The adoption of new media and online news outlets in Nigeria has increased citizens’ access to information while making it easier for them to contribute to public discourse. However, like everything good, there are downsides and potential side effects. Content publication on the internet is a jungle where anything goes particularly when legislations that hold people accountable for what they put out in the cyberspace are still weak in this country.
The legacy media have always held themselves accountable, if only to ensure they maintain their credibility while avoiding costly litigations and liability for any story that goes wrong. They consequently demand the highest ethical standards from their employees and put their publications through rigorous checks. Traditionally, such checks include consideration for national interest and national security which experts insist is absolute and can never be compromised.
This consideration is, however, lost on the growing array of bloggers, blog sites and online newspapers that give no thoughts to how their activities affect national security. They have, in recent times, operated in ways that suggest they sometimes deliberately report for the benefit of the Boko Haram terror group. They have often published information that the legacy media would embargo for their sensitivity, appropriateness or awaiting further corroboration.
Decisions by the bloggers or online news sites to publish such damaging information can easily be put down to sensationalism that will fetch more traffic to their sites, which translates into more revenue. There is, however, the outside chance that they publish questionable information out of mischief and for the pleasure of spreading falsehood. In the extreme, there is the possibility that they lie as part of a grand plan to undermine national security institutions in favour of Boko Haram or other foreign interests.
For instance, some of the online platforms have singled out the Nigerian Army as the target of sustained attacks even as the service continues to fight terrorism in the North-East of the country. Casualty figures are carelessly allocated to the Army without using the ethically expected authorities in confirming the number of deaths reported. In such instances, the corresponding casualty among the terrorists is either glossed over or completely ignored to create the impression that the Army is losing the war against terrorism. Troops are also reported as lacking morale over unpaid allowances without recourse to educating readers on the intricacies of securing budget approval and disbursement. Readers are thus unable to appreciate the complexity of the situation.
The mischief gets to its height when the Army is reported as if it were independent from the Federal Republic of Nigeria and that it does not answer to the Armed Forces Headquarters that in turn answers to the Ministry of Defence, or the President. The erroneous impression is created that the Armed Forces are insulated from the economic realities in the land and are able to print their own currencies to buy hardware and pay troops’ allowances.
Admissibly, there is the prevailing need for the public to know if the resources allocated to the military are being corruptly mismanaged, which is a responsibility for the media as the Constitution mandates the media to hold government, which includes its agencies, accountable at all times. This responsibility must, in our opinion, be discharged with all sense of seriousness that requires that information are properly verified before publishing to avoid misleading the public.

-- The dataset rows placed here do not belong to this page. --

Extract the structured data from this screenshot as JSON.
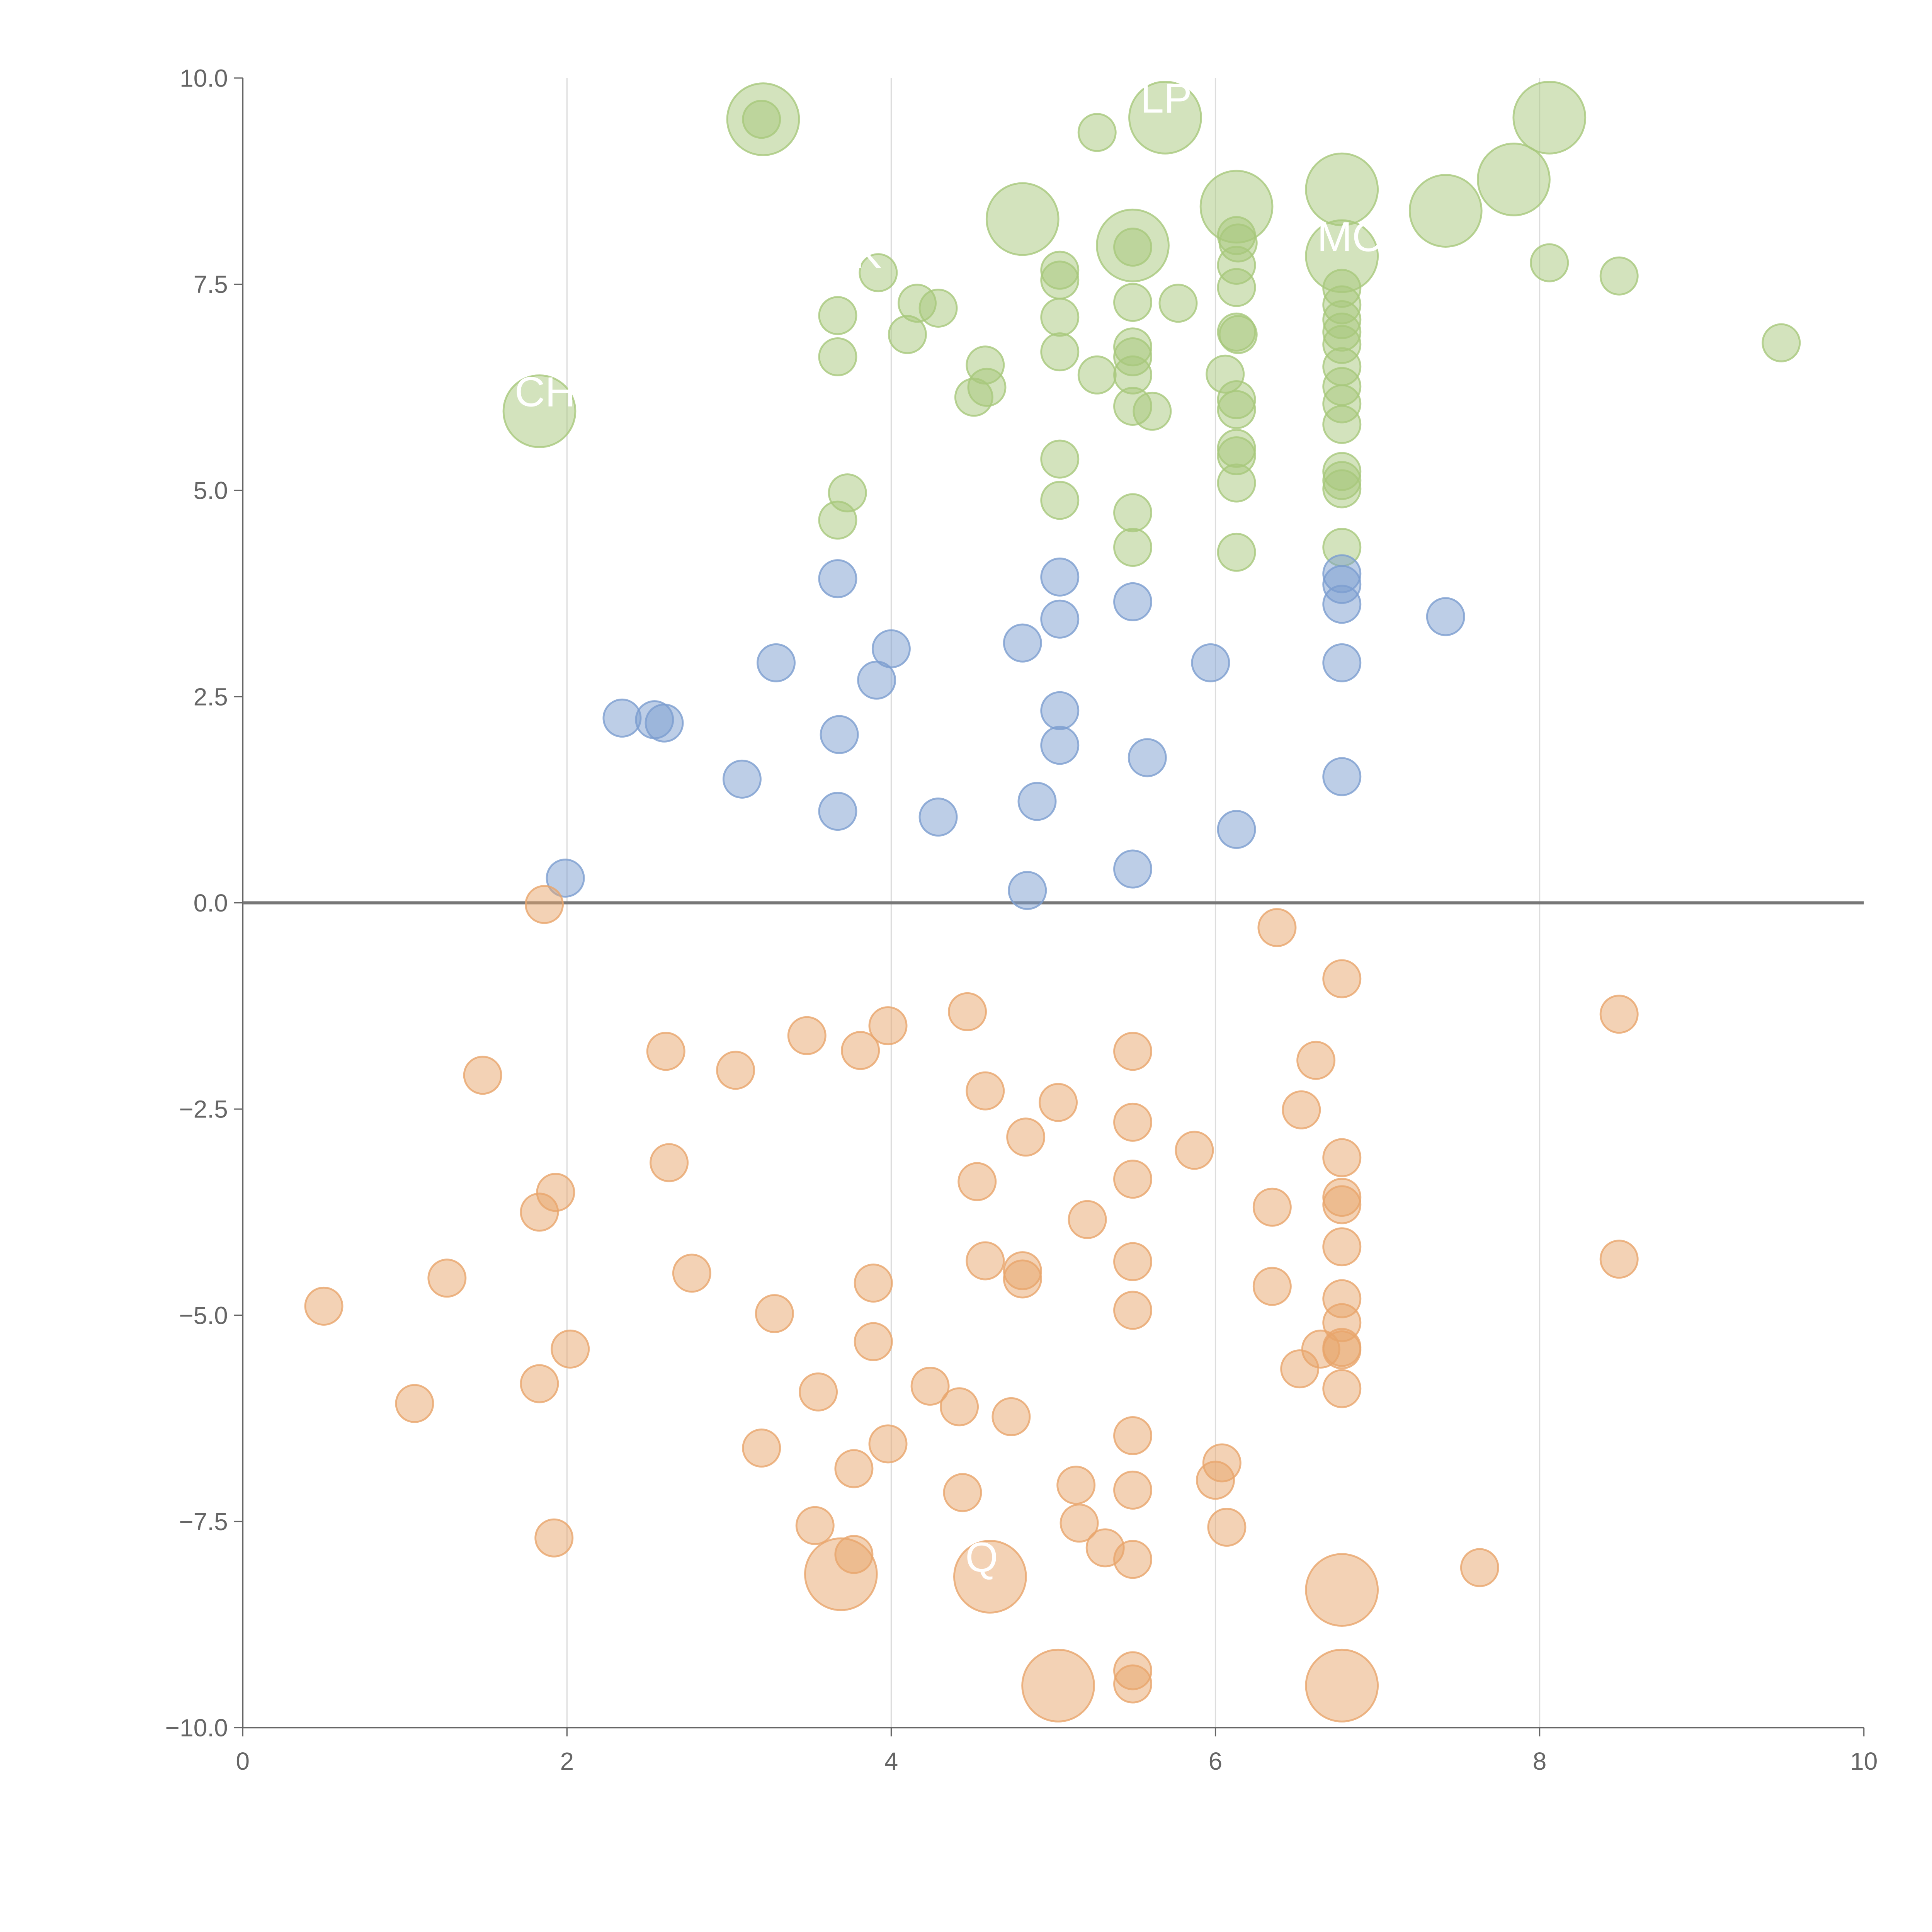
{
  "chart_data": {
    "type": "scatter",
    "title": "",
    "xlabel": "",
    "ylabel": "",
    "xlim": [
      0,
      10
    ],
    "ylim": [
      -10,
      10
    ],
    "xticks": [
      "0",
      "2",
      "4",
      "6",
      "8",
      "10"
    ],
    "yticks": [
      "−10.0",
      "−7.5",
      "−5.0",
      "−2.5",
      "0.0",
      "2.5",
      "5.0",
      "7.5",
      "10.0"
    ],
    "grid": "vertical",
    "zero_line": true,
    "point_format": "[x, y, size] where size 1 = small, 4 = large",
    "series": [
      {
        "name": "green",
        "color": "#a8c87c",
        "points": [
          [
            3.21,
            9.5,
            4
          ],
          [
            3.2,
            9.5,
            1
          ],
          [
            5.27,
            9.34,
            1
          ],
          [
            5.69,
            9.52,
            4
          ],
          [
            8.06,
            9.52,
            4
          ],
          [
            7.84,
            8.77,
            4
          ],
          [
            6.78,
            8.65,
            4
          ],
          [
            6.13,
            8.44,
            4
          ],
          [
            7.42,
            8.39,
            4
          ],
          [
            4.81,
            8.29,
            4
          ],
          [
            5.49,
            7.97,
            4
          ],
          [
            5.49,
            7.95,
            1
          ],
          [
            6.78,
            7.84,
            4
          ],
          [
            3.92,
            7.64,
            1
          ],
          [
            5.04,
            7.67,
            1
          ],
          [
            5.04,
            7.55,
            1
          ],
          [
            4.16,
            7.27,
            1
          ],
          [
            4.29,
            7.21,
            1
          ],
          [
            4.1,
            6.89,
            1
          ],
          [
            3.67,
            7.12,
            1
          ],
          [
            3.67,
            6.62,
            1
          ],
          [
            4.58,
            6.52,
            1
          ],
          [
            4.59,
            6.25,
            1
          ],
          [
            4.51,
            6.13,
            1
          ],
          [
            5.04,
            7.1,
            1
          ],
          [
            5.04,
            6.68,
            1
          ],
          [
            5.27,
            6.4,
            1
          ],
          [
            5.49,
            7.28,
            1
          ],
          [
            5.49,
            6.74,
            1
          ],
          [
            5.49,
            6.62,
            1
          ],
          [
            5.49,
            6.4,
            1
          ],
          [
            5.49,
            6.02,
            1
          ],
          [
            5.61,
            5.96,
            1
          ],
          [
            5.77,
            7.27,
            1
          ],
          [
            6.13,
            8.09,
            1
          ],
          [
            6.14,
            8.0,
            1
          ],
          [
            6.13,
            7.73,
            1
          ],
          [
            6.13,
            7.46,
            1
          ],
          [
            6.13,
            6.92,
            1
          ],
          [
            6.14,
            6.89,
            1
          ],
          [
            6.06,
            6.41,
            1
          ],
          [
            6.13,
            6.1,
            1
          ],
          [
            6.13,
            5.98,
            1
          ],
          [
            6.13,
            5.51,
            1
          ],
          [
            6.13,
            5.42,
            1
          ],
          [
            6.13,
            5.09,
            1
          ],
          [
            6.13,
            4.25,
            1
          ],
          [
            6.78,
            7.45,
            1
          ],
          [
            6.78,
            7.25,
            1
          ],
          [
            6.78,
            7.07,
            1
          ],
          [
            6.78,
            6.92,
            1
          ],
          [
            6.78,
            6.77,
            1
          ],
          [
            6.78,
            6.5,
            1
          ],
          [
            6.78,
            6.26,
            1
          ],
          [
            6.78,
            6.05,
            1
          ],
          [
            6.78,
            5.8,
            1
          ],
          [
            6.78,
            5.23,
            1
          ],
          [
            6.78,
            5.12,
            1
          ],
          [
            6.78,
            5.02,
            1
          ],
          [
            6.78,
            4.31,
            1
          ],
          [
            8.06,
            7.76,
            1
          ],
          [
            8.49,
            7.6,
            1
          ],
          [
            9.49,
            6.79,
            1
          ],
          [
            1.83,
            5.96,
            4
          ],
          [
            5.04,
            5.38,
            1
          ],
          [
            5.04,
            4.88,
            1
          ],
          [
            5.49,
            4.73,
            1
          ],
          [
            5.49,
            4.31,
            1
          ],
          [
            3.73,
            4.97,
            1
          ],
          [
            3.67,
            4.64,
            1
          ]
        ]
      },
      {
        "name": "blue",
        "color": "#7c9ed0",
        "points": [
          [
            3.67,
            3.93,
            1
          ],
          [
            3.29,
            2.91,
            1
          ],
          [
            2.34,
            2.24,
            1
          ],
          [
            2.54,
            2.22,
            1
          ],
          [
            2.6,
            2.18,
            1
          ],
          [
            3.08,
            1.5,
            1
          ],
          [
            3.68,
            2.04,
            1
          ],
          [
            3.67,
            1.11,
            1
          ],
          [
            3.91,
            2.7,
            1
          ],
          [
            4.0,
            3.08,
            1
          ],
          [
            4.29,
            1.04,
            1
          ],
          [
            4.81,
            3.15,
            1
          ],
          [
            4.9,
            1.23,
            1
          ],
          [
            4.84,
            0.15,
            1
          ],
          [
            5.04,
            3.95,
            1
          ],
          [
            5.04,
            3.44,
            1
          ],
          [
            5.04,
            2.33,
            1
          ],
          [
            5.04,
            1.91,
            1
          ],
          [
            5.49,
            3.65,
            1
          ],
          [
            5.58,
            1.76,
            1
          ],
          [
            5.49,
            0.41,
            1
          ],
          [
            5.97,
            2.91,
            1
          ],
          [
            6.13,
            0.89,
            1
          ],
          [
            6.78,
            3.99,
            1
          ],
          [
            6.78,
            3.86,
            1
          ],
          [
            6.78,
            3.62,
            1
          ],
          [
            6.78,
            2.91,
            1
          ],
          [
            6.78,
            1.53,
            1
          ],
          [
            7.42,
            3.47,
            1
          ],
          [
            1.99,
            0.3,
            1
          ]
        ]
      },
      {
        "name": "orange",
        "color": "#e8a56c",
        "points": [
          [
            1.86,
            -0.02,
            1
          ],
          [
            6.38,
            -0.3,
            1
          ],
          [
            6.78,
            -0.92,
            1
          ],
          [
            4.47,
            -1.32,
            1
          ],
          [
            8.49,
            -1.35,
            1
          ],
          [
            3.98,
            -1.49,
            1
          ],
          [
            3.48,
            -1.61,
            1
          ],
          [
            3.81,
            -1.79,
            1
          ],
          [
            2.61,
            -1.8,
            1
          ],
          [
            5.49,
            -1.8,
            1
          ],
          [
            6.62,
            -1.91,
            1
          ],
          [
            1.48,
            -2.09,
            1
          ],
          [
            3.04,
            -2.03,
            1
          ],
          [
            4.58,
            -2.28,
            1
          ],
          [
            5.03,
            -2.42,
            1
          ],
          [
            6.53,
            -2.51,
            1
          ],
          [
            5.49,
            -2.66,
            1
          ],
          [
            4.83,
            -2.84,
            1
          ],
          [
            5.87,
            -3.0,
            1
          ],
          [
            6.78,
            -3.09,
            1
          ],
          [
            2.63,
            -3.15,
            1
          ],
          [
            4.53,
            -3.38,
            1
          ],
          [
            5.49,
            -3.35,
            1
          ],
          [
            1.93,
            -3.51,
            1
          ],
          [
            6.78,
            -3.57,
            1
          ],
          [
            6.78,
            -3.66,
            1
          ],
          [
            6.35,
            -3.69,
            1
          ],
          [
            1.83,
            -3.75,
            1
          ],
          [
            5.21,
            -3.84,
            1
          ],
          [
            6.78,
            -4.17,
            1
          ],
          [
            8.49,
            -4.32,
            1
          ],
          [
            4.58,
            -4.34,
            1
          ],
          [
            5.49,
            -4.35,
            1
          ],
          [
            4.81,
            -4.46,
            1
          ],
          [
            4.81,
            -4.56,
            1
          ],
          [
            2.77,
            -4.49,
            1
          ],
          [
            1.26,
            -4.55,
            1
          ],
          [
            3.89,
            -4.61,
            1
          ],
          [
            6.35,
            -4.65,
            1
          ],
          [
            6.78,
            -4.8,
            1
          ],
          [
            0.5,
            -4.89,
            1
          ],
          [
            5.49,
            -4.94,
            1
          ],
          [
            3.28,
            -4.98,
            1
          ],
          [
            6.78,
            -5.09,
            1
          ],
          [
            6.65,
            -5.41,
            1
          ],
          [
            6.78,
            -5.39,
            1
          ],
          [
            6.78,
            -5.42,
            1
          ],
          [
            2.02,
            -5.41,
            1
          ],
          [
            3.89,
            -5.32,
            1
          ],
          [
            6.52,
            -5.65,
            1
          ],
          [
            1.83,
            -5.83,
            1
          ],
          [
            4.24,
            -5.86,
            1
          ],
          [
            3.55,
            -5.93,
            1
          ],
          [
            6.78,
            -5.89,
            1
          ],
          [
            1.06,
            -6.07,
            1
          ],
          [
            4.42,
            -6.11,
            1
          ],
          [
            4.74,
            -6.23,
            1
          ],
          [
            5.49,
            -6.46,
            1
          ],
          [
            3.98,
            -6.56,
            1
          ],
          [
            3.2,
            -6.61,
            1
          ],
          [
            6.04,
            -6.79,
            1
          ],
          [
            3.77,
            -6.86,
            1
          ],
          [
            6.0,
            -7.0,
            1
          ],
          [
            5.14,
            -7.06,
            1
          ],
          [
            5.49,
            -7.12,
            1
          ],
          [
            4.44,
            -7.15,
            1
          ],
          [
            3.53,
            -7.55,
            1
          ],
          [
            5.16,
            -7.52,
            1
          ],
          [
            6.07,
            -7.57,
            1
          ],
          [
            1.92,
            -7.7,
            1
          ],
          [
            5.32,
            -7.82,
            1
          ],
          [
            3.77,
            -7.9,
            1
          ],
          [
            5.49,
            -7.96,
            1
          ],
          [
            7.63,
            -8.06,
            1
          ],
          [
            3.69,
            -8.14,
            4
          ],
          [
            4.61,
            -8.17,
            4
          ],
          [
            6.78,
            -8.33,
            4
          ],
          [
            5.03,
            -9.49,
            4
          ],
          [
            6.78,
            -9.49,
            4
          ],
          [
            5.49,
            -9.31,
            1
          ],
          [
            5.49,
            -9.47,
            1
          ]
        ]
      }
    ],
    "annotations": [
      {
        "text": "LP",
        "x": 5.69,
        "y": 9.52
      },
      {
        "text": "CH",
        "x": 1.83,
        "y": 5.96
      },
      {
        "text": "MO",
        "x": 6.78,
        "y": 7.84
      },
      {
        "text": "K",
        "x": 3.92,
        "y": 7.64
      },
      {
        "text": "Q",
        "x": 4.61,
        "y": -8.17
      }
    ]
  }
}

It is important to observe that false or insensitive reporting can only strengthen the terrorists against the Nigerian state and the citizens would be the worse for it. What is going on the North-East between the Army and Boko Haram is war, which requires that the terrorists are not given the incentive to win. War is a defence and security matter and reporting it must be carefully balanced with public interest since there are limits to which every single action of the military should be available in the public domain.
Those that cheer the social media to undermine national security, including those that fund them through grants and advertising, must take a second look at the larger damage being done to Nigeria. They are the ones that can demand that the online publications act within the bounds of reason.